Typical time courses of the mean fluorescence ratio (MFR) in each of the 10 ROIs placed along strips (see Fig. 1). A: a strip globally stimulated with 0.6 μM phenylephrine (PE) first showed MFR increases, which were not synchronized among the different ROIs (transitory period). Vasomotion was then established, and MFR increases propagated along the arterial strip at a constant velocity. The red curves show the time evolution of the local contraction in four different regions corresponding to ROIs 1, 4, 7, and 10. B: a strip globally stimulated with 0.8 μM PE showed vasomotion and propagations of MFR increase, starting from a ROI localized in the observation field (ROI 5, bold curve). C: after having been rinsed during 20 min with the physiological solution, the strip used in B was again stimulated with 0.8 μM PE. During arterial vasomotion, propagations of MFR increase originated from the same ROI (bold curve) as in B. The broad gray and orange lines were added to better visualize the propagation of the MFR increase and contraction, respectively, along the arterial strips. au, Arbitrary units.

Intercellular calcium waves induced by local PE application.

To define the mechanisms involved during the propagation of vasomotion, a micropipette was used to stimulate a small part of the arterial strip with a high concentration of PE (40 μM). To ensure there was no diffusion of PE to other parts of the artery, the injections were made in the direction opposite to the superfusion flow. Several successive local stimulations were performed to ascertain the observed results.

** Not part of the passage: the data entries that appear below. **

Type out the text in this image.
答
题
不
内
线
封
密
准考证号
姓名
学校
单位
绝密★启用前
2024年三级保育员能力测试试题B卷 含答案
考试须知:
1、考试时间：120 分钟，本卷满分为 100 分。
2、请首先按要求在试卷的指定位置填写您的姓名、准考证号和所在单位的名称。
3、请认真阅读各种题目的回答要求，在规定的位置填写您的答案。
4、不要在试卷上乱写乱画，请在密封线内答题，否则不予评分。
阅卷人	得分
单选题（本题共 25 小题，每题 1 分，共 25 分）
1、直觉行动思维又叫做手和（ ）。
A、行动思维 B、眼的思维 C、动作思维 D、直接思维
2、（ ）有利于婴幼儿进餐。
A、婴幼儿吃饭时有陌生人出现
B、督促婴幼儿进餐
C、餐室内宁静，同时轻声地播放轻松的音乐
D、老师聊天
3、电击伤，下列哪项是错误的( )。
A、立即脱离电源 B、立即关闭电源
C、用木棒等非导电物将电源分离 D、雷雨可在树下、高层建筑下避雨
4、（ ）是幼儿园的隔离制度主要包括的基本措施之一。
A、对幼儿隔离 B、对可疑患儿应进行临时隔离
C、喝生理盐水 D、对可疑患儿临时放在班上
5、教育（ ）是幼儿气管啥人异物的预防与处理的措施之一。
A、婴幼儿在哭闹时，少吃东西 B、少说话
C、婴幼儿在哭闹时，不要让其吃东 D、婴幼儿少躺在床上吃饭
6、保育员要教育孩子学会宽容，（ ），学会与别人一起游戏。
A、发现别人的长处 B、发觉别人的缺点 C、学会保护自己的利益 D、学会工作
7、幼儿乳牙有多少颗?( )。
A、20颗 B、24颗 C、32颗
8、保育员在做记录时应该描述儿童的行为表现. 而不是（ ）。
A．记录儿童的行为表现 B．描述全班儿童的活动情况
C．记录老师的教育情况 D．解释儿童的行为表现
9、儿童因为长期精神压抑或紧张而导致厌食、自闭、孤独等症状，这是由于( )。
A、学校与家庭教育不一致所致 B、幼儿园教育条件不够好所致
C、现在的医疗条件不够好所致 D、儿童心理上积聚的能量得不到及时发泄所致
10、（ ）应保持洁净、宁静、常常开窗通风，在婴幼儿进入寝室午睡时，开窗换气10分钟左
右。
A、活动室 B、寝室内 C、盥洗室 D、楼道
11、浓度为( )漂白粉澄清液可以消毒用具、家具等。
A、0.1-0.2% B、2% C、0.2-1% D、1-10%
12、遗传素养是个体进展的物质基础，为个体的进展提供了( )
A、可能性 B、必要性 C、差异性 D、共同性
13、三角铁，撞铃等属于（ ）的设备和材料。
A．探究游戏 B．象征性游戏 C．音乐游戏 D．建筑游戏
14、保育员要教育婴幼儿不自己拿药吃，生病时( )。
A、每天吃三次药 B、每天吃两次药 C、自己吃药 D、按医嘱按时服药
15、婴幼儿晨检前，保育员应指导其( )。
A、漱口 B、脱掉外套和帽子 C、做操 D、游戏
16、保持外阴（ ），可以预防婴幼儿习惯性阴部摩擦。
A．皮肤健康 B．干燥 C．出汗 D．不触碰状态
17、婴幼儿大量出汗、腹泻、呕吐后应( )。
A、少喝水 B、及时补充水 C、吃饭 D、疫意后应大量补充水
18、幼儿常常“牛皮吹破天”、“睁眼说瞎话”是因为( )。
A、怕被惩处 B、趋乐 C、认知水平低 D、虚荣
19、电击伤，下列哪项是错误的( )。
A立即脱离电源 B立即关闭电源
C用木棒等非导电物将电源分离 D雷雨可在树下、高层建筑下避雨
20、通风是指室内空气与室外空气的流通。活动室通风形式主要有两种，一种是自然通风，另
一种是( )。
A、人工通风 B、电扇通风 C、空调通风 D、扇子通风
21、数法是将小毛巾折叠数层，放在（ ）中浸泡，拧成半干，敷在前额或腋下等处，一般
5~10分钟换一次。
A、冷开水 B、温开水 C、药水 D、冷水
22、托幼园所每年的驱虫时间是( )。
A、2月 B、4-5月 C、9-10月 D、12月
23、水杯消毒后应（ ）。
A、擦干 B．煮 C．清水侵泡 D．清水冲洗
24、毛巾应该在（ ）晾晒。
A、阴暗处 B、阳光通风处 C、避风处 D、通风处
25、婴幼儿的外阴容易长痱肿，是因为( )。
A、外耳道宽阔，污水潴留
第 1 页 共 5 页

When a rat mesenteric arterial strip was locally stimulated with 40 μM of PE, a rise in [Ca2+]i was measured in the SMCs localized in the stimulated area, but no change was recorded in the other SMCs of the strip. A propagation of the local calcium rise could only be observed when the strip was globally stimulated by a low PE concentration just below the concentration threshold inducing vasomotion (0.3 μM, Fig. 3A). The propagation was not totally regenerated, and the calcium wave propagated over a finite distance of 385 ± 38 μm (n = 11). The velocity of the intercellular calcium waves induced by a local stimulation was measured to be 100 ± 21 μm/s (n = 11) and remained the same along the whole propagation distance. This velocity is not statistically different from the one measured for the intercellular calcium waves spreading during vasomotion (P = 0.36).

Fig. 3.

Typical time courses of the MFR in each ROI placed along a strip. A: local stimulations of the strip with 40 μM PE showed no MFR increase, except in the stimulated area. There was no propagation when the artery was in its resting state. Combined with a global stimulation with 0.3 μM PE through the superfusion system, each local stimulation induced a propagation of the MFR increase affecting several ROIs. B: the strip used in A was rinsed during 20 min with physiological solution and 50 μM palmitoleic acid (PA). Under a global superfusion with 0.3 μM PE and 50 μM PA, this strip responded only locally to local stimulations with 40 μM PE. The arrows depict the moment when a local injection was performed. The area that is locally stimulated is represented by bold curves, and broad shaded lines have been added to better visualize the propagation of the MFR increase along the arterial strip.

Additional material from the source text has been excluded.